De Lampedusa à Catane : des journalistes peu scrupuleux quant à la sécurité de leurs « protégés »
Arrivé à Lampedusa, l’île réputée pour être un passage obligé pour des milliers d’immigrés irréguliers chaque année, le trio de camerounais est contraint de quitter les lieux du fait de la visite du pape attendue le 8 juillet 2013. C’est en avion que le groupe va rallier un centre d’accueil près de Catane. Prévu initialement pour accueillir 1500 personnes, cet ancien logement pour militaire au moment où les camerounais s’y installent ne compte pas moins de 5000 réfugiés. Elie accepte d’exposer les conditions de vie au sein de ce camp. S’il reconnaît qu’il est rendu possible de sortir du camp deux jours et demi par semaine, il témoigne de l’insécurité qui y règne du fait de la présence de bars clandestins, de trafics et révoltes qui sont monnaie courante dans le camp. Afin de renforcer la recherche de sensationnel au sein de ce reportage, l’équipe de production n’hésitera pas à mettre en danger le trio. En effet, aucune équipe de tournage n’a jamais réussi à pénétrer de tels lieux et ces images une fois de plus seront une grande première quand elles seront diffusées aux yeux du grand public. Elie explique alors comment ils parviennent à faire passer une caméra cachée au sein du camp et les risques pris par le trio d’amis se verront croitre quand une jeune journaliste de la chaine s’introduit elle aussi dans le camp. Camille Courcy pourtant aguerrie dans le monde du grand reporter se fera repérer ainsi facilement par les policiers et parviendra à s’enfuir grâce au secours d’Émile. Les chances de voir leurs demandes d’asile en Italie obtenir une réponse favorable semblent alors dérisoires. Elie expose dès lors la situation dramatique dans laquelle il se trouve, de surcroit sans argent en poche. C’est ainsi que les journalistes vont venir en aide aux camerounais après leur avoir permis de rejoindre la ville de Catane en voiture.

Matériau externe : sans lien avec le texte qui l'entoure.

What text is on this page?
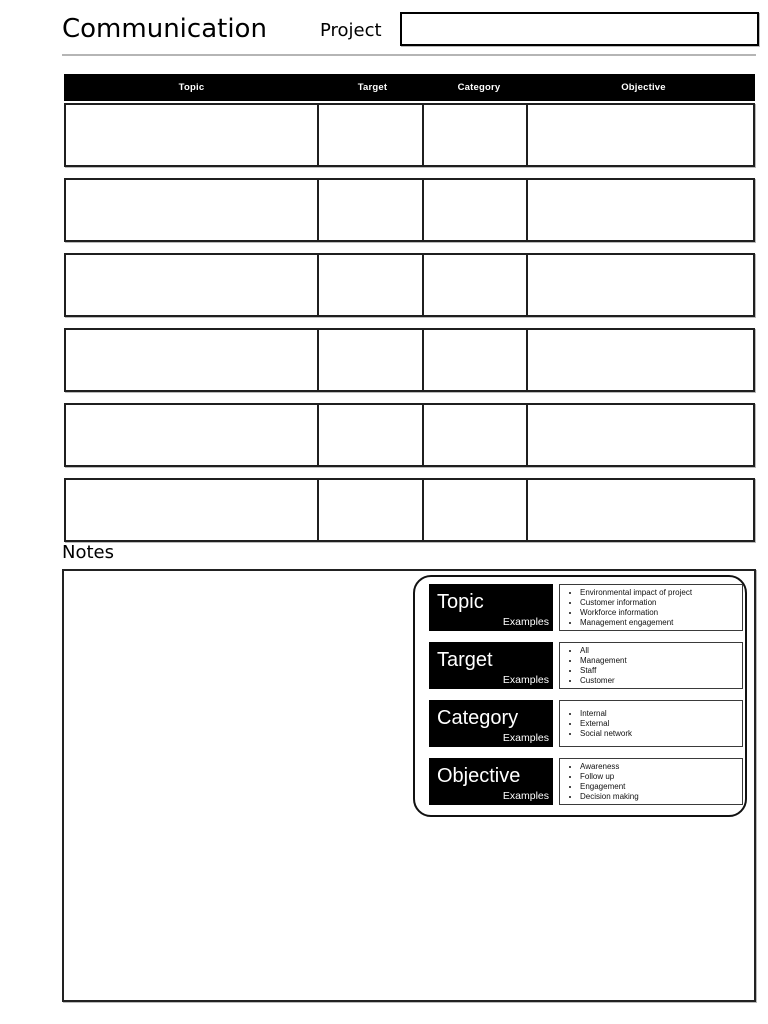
Communication	Project
Topic	Target	Category	Objective
Notes
Topic
Examples
• Environmental impact of project
• Customer information
• Workforce information
• Management engagement
Target
Examples
• All
• Management
• Staff
• Customer
Category
Examples
• Internal
• External
• Social network
Objective
Examples
• Awareness
• Follow up
• Engagement
• Decision making
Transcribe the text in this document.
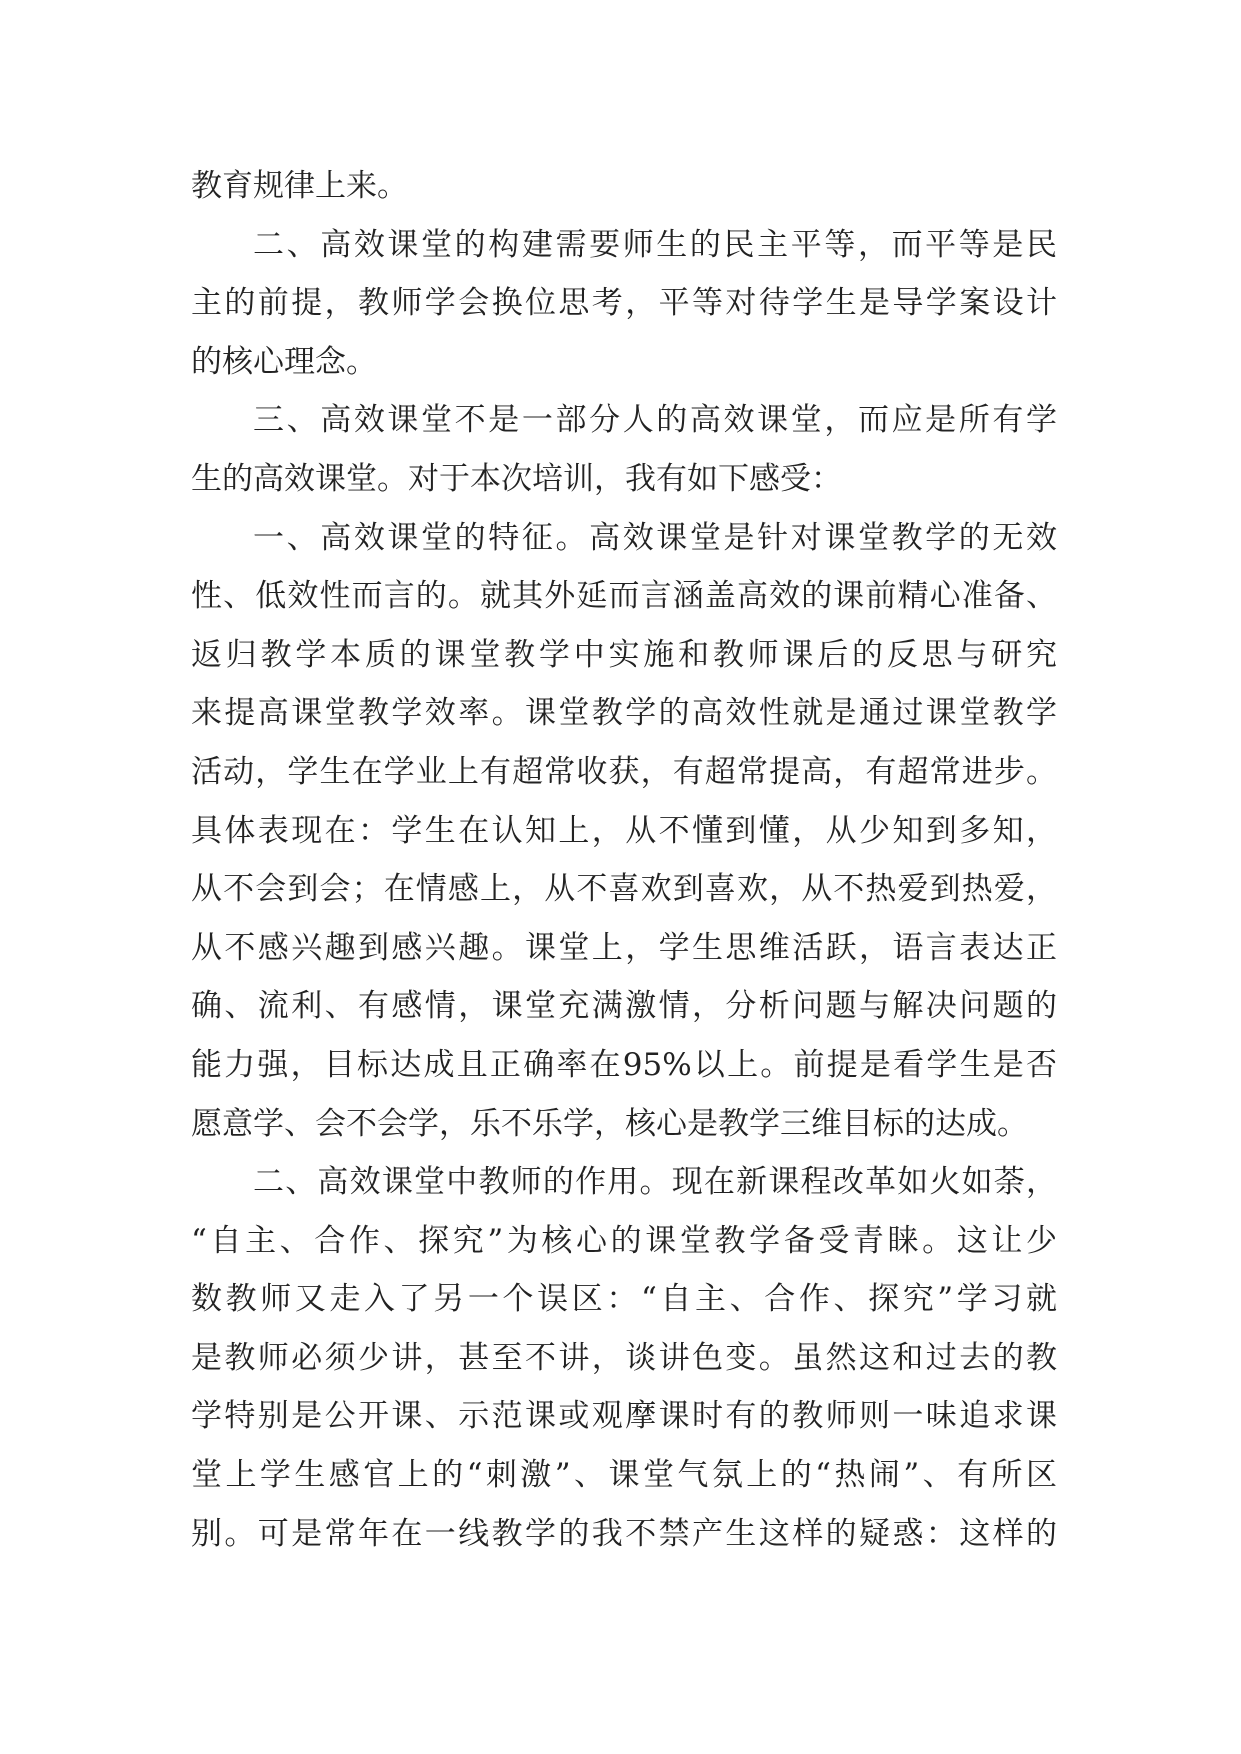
教育规律上来。
二、高效课堂的构建需要师生的民主平等，而平等是民
主的前提，教师学会换位思考，平等对待学生是导学案设计
的核心理念。
三、高效课堂不是一部分人的高效课堂，而应是所有学
生的高效课堂。对于本次培训，我有如下感受：
一、高效课堂的特征。高效课堂是针对课堂教学的无效
性、低效性而言的。就其外延而言涵盖高效的课前精心准备、
返归教学本质的课堂教学中实施和教师课后的反思与研究
来提高课堂教学效率。课堂教学的高效性就是通过课堂教学
活动，学生在学业上有超常收获，有超常提高，有超常进步。
具体表现在：学生在认知上，从不懂到懂，从少知到多知，
从不会到会；在情感上，从不喜欢到喜欢，从不热爱到热爱，
从不感兴趣到感兴趣。课堂上，学生思维活跃，语言表达正
确、流利、有感情，课堂充满激情，分析问题与解决问题的
能力强，目标达成且正确率在95%以上。前提是看学生是否
愿意学、会不会学，乐不乐学，核心是教学三维目标的达成。
二、高效课堂中教师的作用。现在新课程改革如火如荼，
“自主、合作、探究”为核心的课堂教学备受青睐。这让少
数教师又走入了另一个误区：“自主、合作、探究”学习就
是教师必须少讲，甚至不讲，谈讲色变。虽然这和过去的教
学特别是公开课、示范课或观摩课时有的教师则一味追求课
堂上学生感官上的“刺激”、课堂气氛上的“热闹”、有所区
别。可是常年在一线教学的我不禁产生这样的疑惑：这样的
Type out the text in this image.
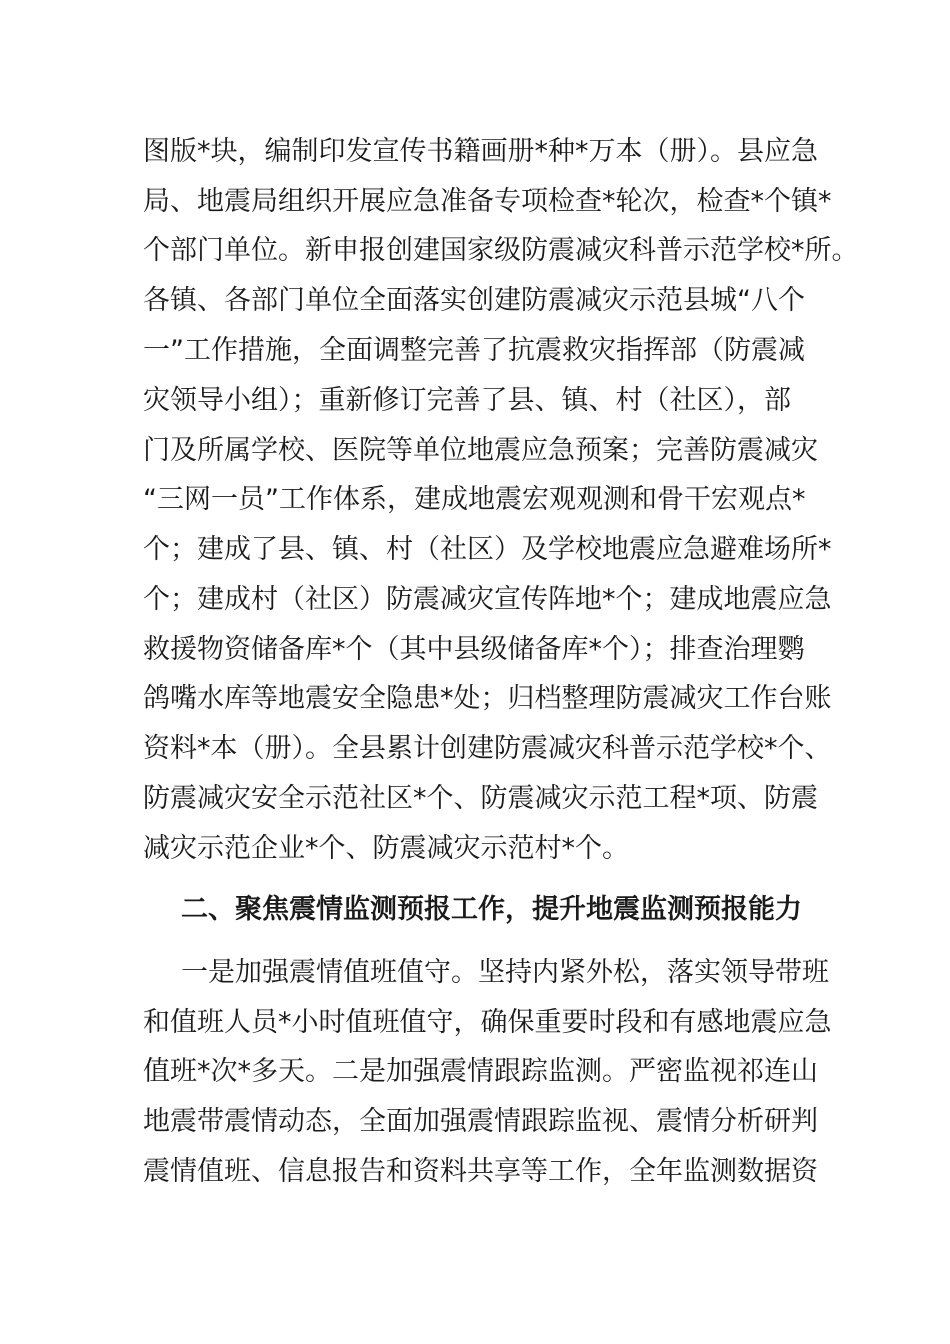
图版*块，编制印发宣传书籍画册*种*万本（册）。县应急
局、地震局组织开展应急准备专项检查*轮次，检查*个镇*
个部门单位。新申报创建国家级防震减灾科普示范学校*所。
各镇、各部门单位全面落实创建防震减灾示范县城“八个
一”工作措施，全面调整完善了抗震救灾指挥部（防震减
灾领导小组）；重新修订完善了县、镇、村（社区），部
门及所属学校、医院等单位地震应急预案；完善防震减灾
“三网一员”工作体系，建成地震宏观观测和骨干宏观点*
个；建成了县、镇、村（社区）及学校地震应急避难场所*
个；建成村（社区）防震减灾宣传阵地*个；建成地震应急
救援物资储备库*个（其中县级储备库*个）；排查治理鹦
鸽嘴水库等地震安全隐患*处；归档整理防震减灾工作台账
资料*本（册）。全县累计创建防震减灾科普示范学校*个、
防震减灾安全示范社区*个、防震减灾示范工程*项、防震
减灾示范企业*个、防震减灾示范村*个。
二、聚焦震情监测预报工作，提升地震监测预报能力
一是加强震情值班值守。坚持内紧外松，落实领导带班
和值班人员*小时值班值守，确保重要时段和有感地震应急
值班*次*多天。二是加强震情跟踪监测。严密监视祁连山
地震带震情动态，全面加强震情跟踪监视、震情分析研判
震情值班、信息报告和资料共享等工作，全年监测数据资
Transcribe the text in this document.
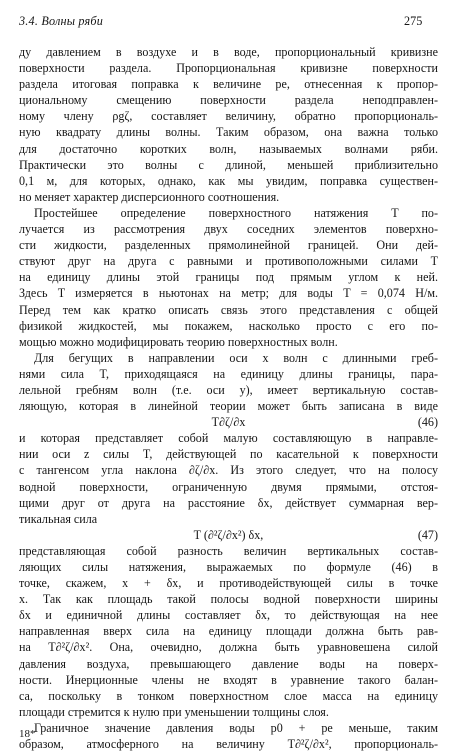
3.4. Волны ряби	275
ду давлением в воздухе и в воде, пропорциональный кривизне
поверхности раздела. Пропорциональная кривизне поверхности
раздела итоговая поправка к величине pe, отнесенная к пропор-
циональному смещению поверхности раздела неподправлен-
ному члену ρgζ, составляет величину, обратно пропорциональ-
ную квадрату длины волны. Таким образом, она важна только
для достаточно коротких волн, называемых волнами ряби.
Практически это волны с длиной, меньшей приблизительно
0,1 м, для которых, однако, как мы увидим, поправка существен-
но меняет характер дисперсионного соотношения.
Простейшее определение поверхностного натяжения T по-
лучается из рассмотрения двух соседних элементов поверхно-
сти жидкости, разделенных прямолинейной границей. Они дей-
ствуют друг на друга с равными и противоположными силами T
на единицу длины этой границы под прямым углом к ней.
Здесь T измеряется в ньютонах на метр; для воды T = 0,074 Н/м.
Перед тем как кратко описать связь этого представления с общей
физикой жидкостей, мы покажем, насколько просто с его по-
мощью можно модифицировать теорию поверхностных волн.
Для бегущих в направлении оси x волн с длинными греб-
нями сила T, приходящаяся на единицу длины границы, пара-
лельной гребням волн (т.е. оси y), имеет вертикальную состав-
ляющую, которая в линейной теории может быть записана в виде
T∂ζ/∂x	(46)
и которая представляет собой малую составляющую в направле-
нии оси z силы T, действующей по касательной к поверхности
с тангенсом угла наклона ∂ζ/∂x. Из этого следует, что на полосу
водной поверхности, ограниченную двумя прямыми, отстоя-
щими друг от друга на расстояние δx, действует суммарная вер-
тикальная сила
T (∂²ζ/∂x²) δx,	(47)
представляющая собой разность величин вертикальных состав-
ляющих силы натяжения, выражаемых по формуле (46) в
точке, скажем, x + δx, и противодействующей силы в точке
x. Так как площадь такой полосы водной поверхности ширины
δx и единичной длины составляет δx, то действующая на нее
направленная вверх сила на единицу площади должна быть рав-
на T∂²ζ/∂x². Она, очевидно, должна быть уравновешена силой
давления воздуха, превышающего давление воды на поверх-
ности. Инерционные члены не входят в уравнение такого балан-
са, поскольку в тонком поверхностном слое масса на единицу
площади стремится к нулю при уменьшении толщины слоя.
Граничное значение давления воды p0 + pe меньше, таким
образом, атмосферного на величину T∂²ζ/∂x², пропорциональ-
18*
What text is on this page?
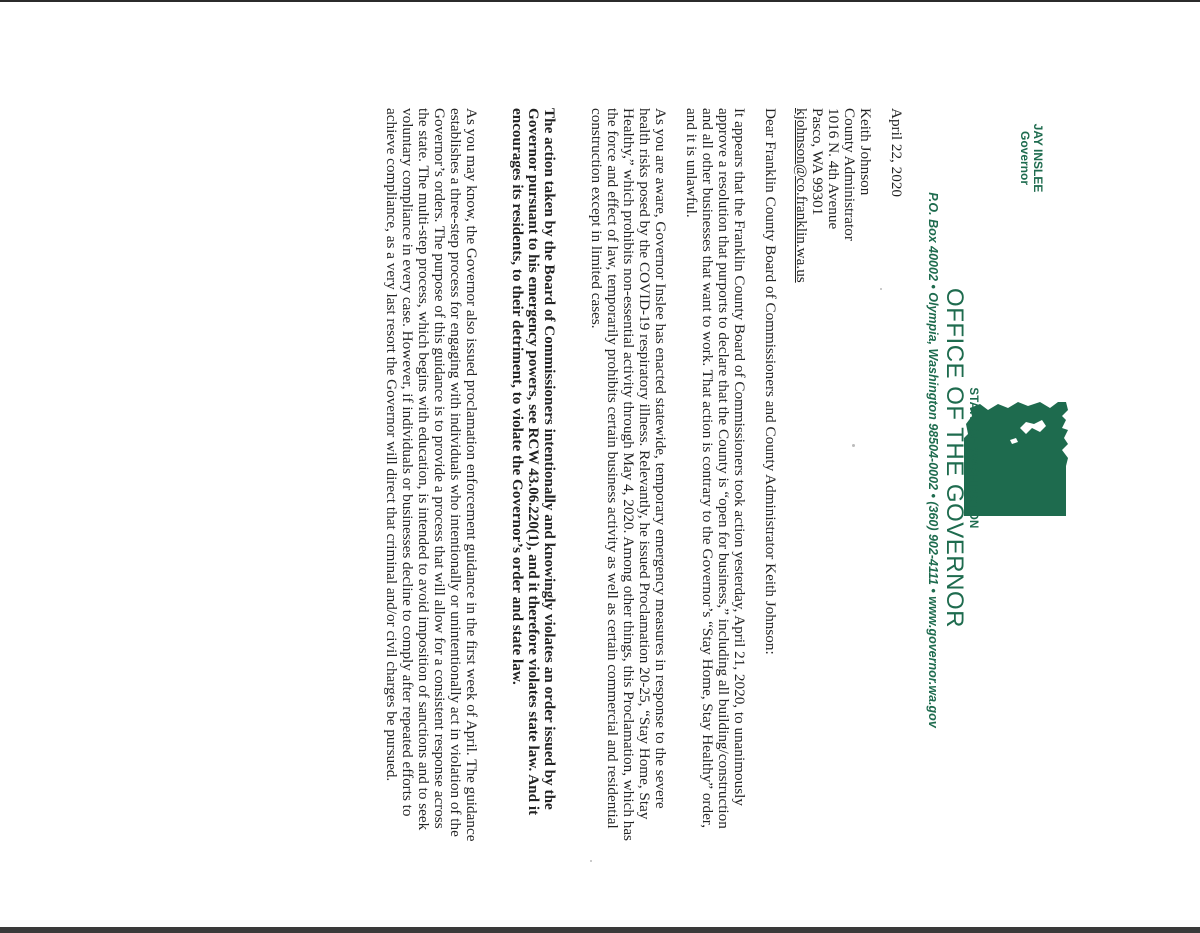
STATE OF WASHINGTON
OFFICE OF THE GOVERNOR
P.O. Box 40002 • Olympia, Washington 98504-0002 • (360) 902-4111 • www.governor.wa.gov
JAY INSLEE
Governor
April 22, 2020
Keith Johnson
County Administrator
1016 N. 4th Avenue
Pasco, WA 99301
kjohnson@co.franklin.wa.us
Dear Franklin County Board of Commissioners and County Administrator Keith Johnson:
It appears that the Franklin County Board of Commissioners took action yesterday, April 21, 2020, to unanimously approve a resolution that purports to declare that the County is “open for business,” including all building/construction and all other businesses that want to work. That action is contrary to the Governor’s “Stay Home, Stay Healthy” order, and it is unlawful.
As you are aware, Governor Inslee has enacted statewide, temporary emergency measures in response to the severe health risks posed by the COVID-19 respiratory illness. Relevantly, he issued Proclamation 20-25, “Stay Home, Stay Healthy,” which prohibits non-essential activity through May 4, 2020. Among other things, this Proclamation, which has the force and effect of law, temporarily prohibits certain business activity as well as certain commercial and residential construction except in limited cases.
The action taken by the Board of Commissioners intentionally and knowingly violates an order issued by the Governor pursuant to his emergency powers, see RCW 43.06.220(1), and it therefore violates state law. And it encourages its residents, to their detriment, to violate the Governor’s order and state law.
As you may know, the Governor also issued proclamation enforcement guidance in the first week of April. The guidance establishes a three-step process for engaging with individuals who intentionally or unintentionally act in violation of the Governor’s orders. The purpose of this guidance is to provide a process that will allow for a consistent response across the state. The multi-step process, which begins with education, is intended to avoid imposition of sanctions and to seek voluntary compliance in every case. However, if individuals or businesses decline to comply after repeated efforts to achieve compliance, as a very last resort the Governor will direct that criminal and/or civil charges be pursued.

De l’aveu des tickets de train achetés à l’abandon une fois arrivé à Paris
Cette scène arrive sur la fin du reportage. On y voit les trois camerounais démunis dans le hall d’une gare de la capitale italienne. Les journalistes avouent alors leurs compassions pour le trio après des mois de tournage et annoncent qu’ils ont financé par leurs propres moyens le trajet pour rejoindre Nice puis Paris en train. Longtemps la production a nié ce passage mais des relevés bancaires attestent ces faits et il était impossible dès lors pour elle de faire machine arrière. Les journalistes ont donc consenti avoir contribuer à l’entrée d’immigrés sur le sol français ce qui est opposé aux règles déontologiques. Après les avoir soumis à des conditions de travail et d’hébergement contraire à la dignité humaine, leur avoir promis monts et merveilles, leur avoir fait courir de grands dangers dans le camp de détention en Italie, la production va même aller jusqu’à abandonner le trio de camerounais avec qui elle témoignait de liens forts jusqu’alors. L’Eldorado promis se transforme en véritable cauchemar. Elie exprime alors le grand vide auquel le trio a dû se confronter : la production ne répondant plus et la jeune reporter cessant assez vite son aide. Seules des connaissances acceptent de les secourir dans cette détresse. Il est alors impossible pour eux de revenir dans leurs pays sans les fonds nécessaires et on leur conseille d’intenter une action en justice. Ils se retournent naturellement contre leurs « bienfaiteurs » et sont rapidement dirigés vers Maitre Assous vu comme un véritable défendeur des droits dans le paysage audiovisuel français (obtention de la qualification de contrat de travail pour les participants d’émission de télé réalité). Tony Comiti est mis à mal dans ce litige car il attaque pour diffamation le fait d’affirmer qu’il ait proposé aux clandestins à chacun d’entre eux une somme comprise entre 5000 et 7000 euros alors que des enregistrements ont été obtenus par Télérama. D’autre part, Tony Comiti défend l’idée selon laquelle les trois amis camerounais ont déposé plainte pour ainsi rester en France, ce que leur avocat dément en soulignant « que cette plainte ne leur confère aucun droit à rester sur le territoire français ». Elie fait part aussi de son inquiétude du fait de son visage désormais identifiable depuis la diffusion de ce reportage et invoque bien naturellement son droit à l’image en assurant n’avoir jamais signé d’autorisation quant à l’utilisation de celle-ci.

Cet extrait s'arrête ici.